Équipe de création :
Isabelle De Sève (Danse / cChorégraphies)
Marie-Ève Girard (Théâtre / textes)
Sidney C.-Nadon (Conception sonore)
Marie-Christine Gagnon (Costumes)

Distribution :
Émilie d’Amour (Cendrillon)
Mathieu Lebel (Timothée)
Charleyne Bachraty (Anastasie)
Nero Gérard Abou (Marraine)
Stéphanie Babin (Danseuse)
Pierre Baumard (Me De la Palette)
Marie-Noëlle De Sève (Gus)
Andréanne Dumont (Danseuse)
Anne-Marie Pilon (Belle-mère)
Julie Villeneuve (Javotte)
Jennifer Hébert (Albertine)
Catherine Leroux (Jester)
Caroline Caissie (Charlie)
Élisa Bruni (Danseuse)
Constance Lepage (Danseuse)
Irina Marinescu (Danseuse)

Montréal
13 mai 2011
Théâtre Plaza
Admission générale

Critique 

Revisiter l’histoire de Cendrillon et en faire une comédie musicale, voilà ce qu’a fait la troupe Crème Brûlée avec une Cendrillon des plus disjonctées et accablée d’une belle-mère des plus sadiques, rôle tenu d’une main de maître par Anne-Marie Pilon. Ses filles, Javotte et Anastasie, interprétées respectivement par Julie Villeneuve et Charleyne Bachraty, offrent une prestation juste et délectable. Tout le bonheur de la pièce nous arrive par Émilie d’Amour (Cendrillon) qui subjugue le public par sa puissante voix mais, elle devrait retenir quelque peu ses envolées vocales ; son jeu ne s’en porterait que mieux.
Timothée, le jeune protégé du père, est remarquablement bien interprété par le jeune Mathieu Lebel. Mathieu, qui possède la séduction comme arme, rayonne du côté de la danse et du chant. En revanche, il devrait porter une attention particulière à son jeu et ce, en tentant d’être plus naturel lors des textes parlés. La révélation de la pièce est sans aucun doute Catherine Leroux (Jester). Elle a tout pour réussir dans le monde de la comédie musicale dont une présence scènique qui ferait mourir d’envie certaines de nos comédiennes les plus chevronnées.

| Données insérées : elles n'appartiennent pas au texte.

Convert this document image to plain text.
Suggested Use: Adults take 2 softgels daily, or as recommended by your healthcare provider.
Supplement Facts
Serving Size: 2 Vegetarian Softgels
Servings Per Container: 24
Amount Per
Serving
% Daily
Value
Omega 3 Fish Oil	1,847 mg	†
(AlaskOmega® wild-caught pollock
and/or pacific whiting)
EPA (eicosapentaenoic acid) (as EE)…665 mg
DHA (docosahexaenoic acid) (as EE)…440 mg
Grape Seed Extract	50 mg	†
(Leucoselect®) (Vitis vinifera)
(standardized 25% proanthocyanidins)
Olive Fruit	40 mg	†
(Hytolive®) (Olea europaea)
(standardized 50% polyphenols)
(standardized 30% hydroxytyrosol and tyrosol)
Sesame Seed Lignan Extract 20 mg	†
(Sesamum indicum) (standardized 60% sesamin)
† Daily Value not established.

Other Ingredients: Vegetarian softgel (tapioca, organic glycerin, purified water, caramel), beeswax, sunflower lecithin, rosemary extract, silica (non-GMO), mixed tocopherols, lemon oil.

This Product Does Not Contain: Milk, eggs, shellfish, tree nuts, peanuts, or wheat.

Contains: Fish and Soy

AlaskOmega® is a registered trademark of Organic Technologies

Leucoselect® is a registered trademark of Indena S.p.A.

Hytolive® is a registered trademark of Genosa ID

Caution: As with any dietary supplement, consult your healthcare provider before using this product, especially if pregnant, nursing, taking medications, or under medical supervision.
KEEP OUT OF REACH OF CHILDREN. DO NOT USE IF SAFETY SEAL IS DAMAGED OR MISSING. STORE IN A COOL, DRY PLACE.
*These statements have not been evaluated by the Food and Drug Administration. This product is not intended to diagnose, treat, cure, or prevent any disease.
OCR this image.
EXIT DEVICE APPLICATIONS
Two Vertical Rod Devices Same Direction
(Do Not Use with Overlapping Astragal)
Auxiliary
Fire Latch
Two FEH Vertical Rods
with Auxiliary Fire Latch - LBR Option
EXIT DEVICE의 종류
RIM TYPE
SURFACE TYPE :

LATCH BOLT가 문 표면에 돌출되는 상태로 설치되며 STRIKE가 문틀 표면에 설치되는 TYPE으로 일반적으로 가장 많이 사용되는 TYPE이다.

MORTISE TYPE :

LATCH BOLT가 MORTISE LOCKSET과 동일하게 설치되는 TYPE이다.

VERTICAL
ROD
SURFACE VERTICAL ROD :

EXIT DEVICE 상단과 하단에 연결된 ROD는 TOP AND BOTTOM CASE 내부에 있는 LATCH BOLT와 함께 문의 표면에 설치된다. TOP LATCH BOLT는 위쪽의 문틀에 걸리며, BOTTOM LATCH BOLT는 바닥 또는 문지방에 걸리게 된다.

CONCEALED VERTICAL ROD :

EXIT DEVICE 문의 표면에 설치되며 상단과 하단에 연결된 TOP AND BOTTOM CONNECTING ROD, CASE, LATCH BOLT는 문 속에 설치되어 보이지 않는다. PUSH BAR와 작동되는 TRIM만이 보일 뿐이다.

Tout comme La Mariée Cadavérique, qui fût présentée en juin 2010, Cendrillon offre au public une bande sonore sur des échantillonnages de musique pop d’hier et d’aujourd’hui : le tout sur fond électronique. En contrepartie, les chorégraphies très diversifiées en mettent plein la vue aux spectateurs. Nous avons même droit à un numéro de claquettes des plus tonifiants !

En somme, Cendrillon est un bon divertissement avec une troupe talentueuse qui a l’originalité de proposer, à partir d’un conte, une histoire qui sort de l’ordinaire.